# Aux. socket pins?



## gaspode (May 9, 2005)

On my 2011 Rapido 7066DF there is an auxilliary plug and socket (AUX.1) in the TV cabinet which is switched from the main control panel and intended to supply 12v to the TV etc.
It has four pins, three of which are wired, they are designated:

AUX.1
+APD
MASSE

AUX.1 is a 12v positive supply
MASSE is an earth (negative) 
+APD also appears to be a 12v positive supply.

I'm assuming that the +APD terminal is supposed to be an indicator terminal for satellite dish folding on engine start - am I correct?
If so, what voltage should show on this terminal when ignition is off or on? And should it switch off when the supply to the socket is turned off at the main panel?

Any info would be appreciated, photo below (hopefully).


----------



## bognormike (May 10, 2005)

dunno, but bump.....


----------



## rayc (Jun 3, 2008)

gaspode said:


> On my 2011 Rapido 7066DF there is an auxilliary plug and socket (AUX.1) in the TV cabinet which is switched from the main control panel and intended to supply 12v to the TV etc.
> It has four pins, three of which are wired, they are designated:
> 
> AUX.1
> ...


+APD is the D+ Signal to switch the folding dish down. It should be present when the engine is started as per the fridge 12v switch etc. I never played around to ascertain whether it was present when the control panel was switched off.


----------



## gaspode (May 9, 2005)

That's what I assumed Ray - but it seems to have battery voltage present all the time, ignition on or off. 
I haven't looked what happens when you start the engine yet - arms not long enough..

I'll have to have another go with the meter tomorrow - unless someone else knows better??????


----------



## wakk44 (Jun 15, 2006)

Looking at the pic logically I think aux1 will be a permanent 12v and +APD an ignition controlled supply,(as per Ray).


----------



## rayc (Jun 3, 2008)

gaspode said:


> That's what I assumed Ray - but it seems to have battery voltage present all the time, ignition on or off.
> I haven't looked what happens when you start the engine yet - arms not long enough..
> 
> I'll have to have another go with the meter tomorrow - unless someone else knows better??????


I would assume that it does not change state until the alternator output rises above 12.5v or so?


----------



## gaspode (May 9, 2005)

Quite possibly Ray.

I'll need to grow my arms longer overnight.:surprise:

Or I suppose I could always ask SWMBO to help me?

OK, OK, I'll concentrate on growing the arms - it's less hassle.:wink2:

:grin2::grin2::grin2:


----------



## gaspode (May 9, 2005)

Just to report that it's all up and working now. It turned out that what was confusing me yesterday seems to have been down to having the hook-up connected.

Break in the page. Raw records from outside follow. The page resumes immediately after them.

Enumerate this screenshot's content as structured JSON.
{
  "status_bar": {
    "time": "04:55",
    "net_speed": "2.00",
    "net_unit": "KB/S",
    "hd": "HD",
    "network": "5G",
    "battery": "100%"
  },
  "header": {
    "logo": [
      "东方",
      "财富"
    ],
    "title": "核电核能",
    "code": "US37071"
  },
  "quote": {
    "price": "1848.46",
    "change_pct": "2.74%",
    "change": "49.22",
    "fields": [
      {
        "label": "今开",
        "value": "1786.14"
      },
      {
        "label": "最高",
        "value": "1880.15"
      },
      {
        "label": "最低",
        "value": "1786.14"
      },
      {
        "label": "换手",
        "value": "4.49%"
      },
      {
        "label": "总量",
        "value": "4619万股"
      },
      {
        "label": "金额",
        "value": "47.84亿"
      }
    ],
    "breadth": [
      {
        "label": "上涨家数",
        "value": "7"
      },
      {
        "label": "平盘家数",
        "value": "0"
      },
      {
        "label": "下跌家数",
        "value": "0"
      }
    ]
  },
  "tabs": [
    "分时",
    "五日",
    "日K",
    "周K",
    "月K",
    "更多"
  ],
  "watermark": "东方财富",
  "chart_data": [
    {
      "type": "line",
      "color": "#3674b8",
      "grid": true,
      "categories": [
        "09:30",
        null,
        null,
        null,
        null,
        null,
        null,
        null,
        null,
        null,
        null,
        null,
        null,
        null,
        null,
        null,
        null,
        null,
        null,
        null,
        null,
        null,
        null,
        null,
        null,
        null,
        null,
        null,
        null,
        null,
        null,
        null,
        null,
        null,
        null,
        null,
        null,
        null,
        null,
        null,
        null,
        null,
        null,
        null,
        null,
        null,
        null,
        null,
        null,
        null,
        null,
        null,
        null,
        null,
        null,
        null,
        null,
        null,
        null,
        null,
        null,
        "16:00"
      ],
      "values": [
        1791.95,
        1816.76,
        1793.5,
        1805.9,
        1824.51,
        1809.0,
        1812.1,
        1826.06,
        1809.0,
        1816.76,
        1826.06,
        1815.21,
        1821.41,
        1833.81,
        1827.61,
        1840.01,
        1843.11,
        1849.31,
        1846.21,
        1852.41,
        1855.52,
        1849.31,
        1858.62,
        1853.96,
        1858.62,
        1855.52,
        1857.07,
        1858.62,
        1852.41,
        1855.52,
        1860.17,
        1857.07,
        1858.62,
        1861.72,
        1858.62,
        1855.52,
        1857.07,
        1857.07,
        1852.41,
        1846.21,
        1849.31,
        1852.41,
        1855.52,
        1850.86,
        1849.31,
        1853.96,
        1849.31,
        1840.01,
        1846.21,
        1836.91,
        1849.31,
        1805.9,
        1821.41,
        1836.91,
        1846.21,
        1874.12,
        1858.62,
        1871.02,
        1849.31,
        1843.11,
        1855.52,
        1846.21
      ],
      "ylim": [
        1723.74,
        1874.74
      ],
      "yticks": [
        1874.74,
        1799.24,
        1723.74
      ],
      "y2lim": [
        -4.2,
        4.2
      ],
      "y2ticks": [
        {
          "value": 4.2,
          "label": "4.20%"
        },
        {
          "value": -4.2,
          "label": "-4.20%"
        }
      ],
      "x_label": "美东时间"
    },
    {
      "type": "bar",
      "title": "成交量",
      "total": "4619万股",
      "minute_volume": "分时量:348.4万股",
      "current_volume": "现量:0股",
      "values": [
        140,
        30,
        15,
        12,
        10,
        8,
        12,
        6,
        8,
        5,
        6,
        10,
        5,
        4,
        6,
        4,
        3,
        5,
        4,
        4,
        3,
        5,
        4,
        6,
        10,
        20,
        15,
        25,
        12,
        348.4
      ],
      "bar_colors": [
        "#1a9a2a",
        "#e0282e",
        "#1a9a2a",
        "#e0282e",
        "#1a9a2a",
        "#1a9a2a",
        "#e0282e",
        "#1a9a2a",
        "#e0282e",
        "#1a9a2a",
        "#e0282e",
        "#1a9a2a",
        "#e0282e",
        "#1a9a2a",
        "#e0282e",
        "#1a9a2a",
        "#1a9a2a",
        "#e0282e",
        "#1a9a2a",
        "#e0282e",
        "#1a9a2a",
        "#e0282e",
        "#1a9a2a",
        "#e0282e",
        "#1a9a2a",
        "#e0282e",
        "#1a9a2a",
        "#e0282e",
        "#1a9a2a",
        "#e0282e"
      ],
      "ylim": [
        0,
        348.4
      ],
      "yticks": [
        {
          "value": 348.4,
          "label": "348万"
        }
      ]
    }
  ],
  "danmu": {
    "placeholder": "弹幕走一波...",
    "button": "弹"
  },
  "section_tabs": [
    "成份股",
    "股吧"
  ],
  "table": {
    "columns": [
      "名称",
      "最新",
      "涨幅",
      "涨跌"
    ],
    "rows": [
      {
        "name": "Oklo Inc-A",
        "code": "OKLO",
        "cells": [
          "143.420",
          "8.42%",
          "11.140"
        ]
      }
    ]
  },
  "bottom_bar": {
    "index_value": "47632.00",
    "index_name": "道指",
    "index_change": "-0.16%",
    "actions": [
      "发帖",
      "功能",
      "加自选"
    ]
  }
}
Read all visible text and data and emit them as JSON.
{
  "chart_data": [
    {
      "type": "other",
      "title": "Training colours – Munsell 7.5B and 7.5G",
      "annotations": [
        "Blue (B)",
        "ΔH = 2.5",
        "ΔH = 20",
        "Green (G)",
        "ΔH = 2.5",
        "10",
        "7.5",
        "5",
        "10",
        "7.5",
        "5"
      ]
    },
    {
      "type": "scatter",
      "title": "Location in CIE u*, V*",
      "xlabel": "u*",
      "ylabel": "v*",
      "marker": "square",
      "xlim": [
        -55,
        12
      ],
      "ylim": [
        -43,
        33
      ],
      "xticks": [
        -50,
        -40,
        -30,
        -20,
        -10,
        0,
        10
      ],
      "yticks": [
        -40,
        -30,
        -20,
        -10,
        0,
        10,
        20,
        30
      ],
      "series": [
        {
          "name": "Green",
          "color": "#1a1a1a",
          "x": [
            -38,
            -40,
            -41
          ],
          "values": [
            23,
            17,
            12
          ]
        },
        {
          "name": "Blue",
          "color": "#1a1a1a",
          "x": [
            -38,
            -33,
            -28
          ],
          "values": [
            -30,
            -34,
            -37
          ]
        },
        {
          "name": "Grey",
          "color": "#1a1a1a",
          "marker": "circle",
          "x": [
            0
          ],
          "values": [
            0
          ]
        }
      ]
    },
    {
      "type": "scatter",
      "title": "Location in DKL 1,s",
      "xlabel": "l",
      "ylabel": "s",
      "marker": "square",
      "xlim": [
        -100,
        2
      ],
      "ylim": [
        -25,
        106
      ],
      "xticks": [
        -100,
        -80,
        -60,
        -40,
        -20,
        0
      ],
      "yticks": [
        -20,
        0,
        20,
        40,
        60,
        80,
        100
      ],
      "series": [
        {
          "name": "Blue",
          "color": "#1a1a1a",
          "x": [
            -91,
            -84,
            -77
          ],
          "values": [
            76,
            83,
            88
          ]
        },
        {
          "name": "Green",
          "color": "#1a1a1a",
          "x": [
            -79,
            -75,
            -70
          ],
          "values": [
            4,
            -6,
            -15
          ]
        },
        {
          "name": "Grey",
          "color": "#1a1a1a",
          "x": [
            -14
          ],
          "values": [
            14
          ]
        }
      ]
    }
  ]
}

I have to say though that the dish auto-fold logic leaves me unimpressed.
It works fine when the AUX1 socket is left switched on, dish folds no problem when the engine starts. But if the AUX1 switch is off (as it always is with us - we never leave the TV and sat receivers on standby) then the auto-fold doesn't work when the engine starts.:surprise:
Presumably due to the system needing a supply at both the + AND D+ terminals to go into auto-fold?

I'll still need to remember to do a quick look outside before moving off.:frown2:


----------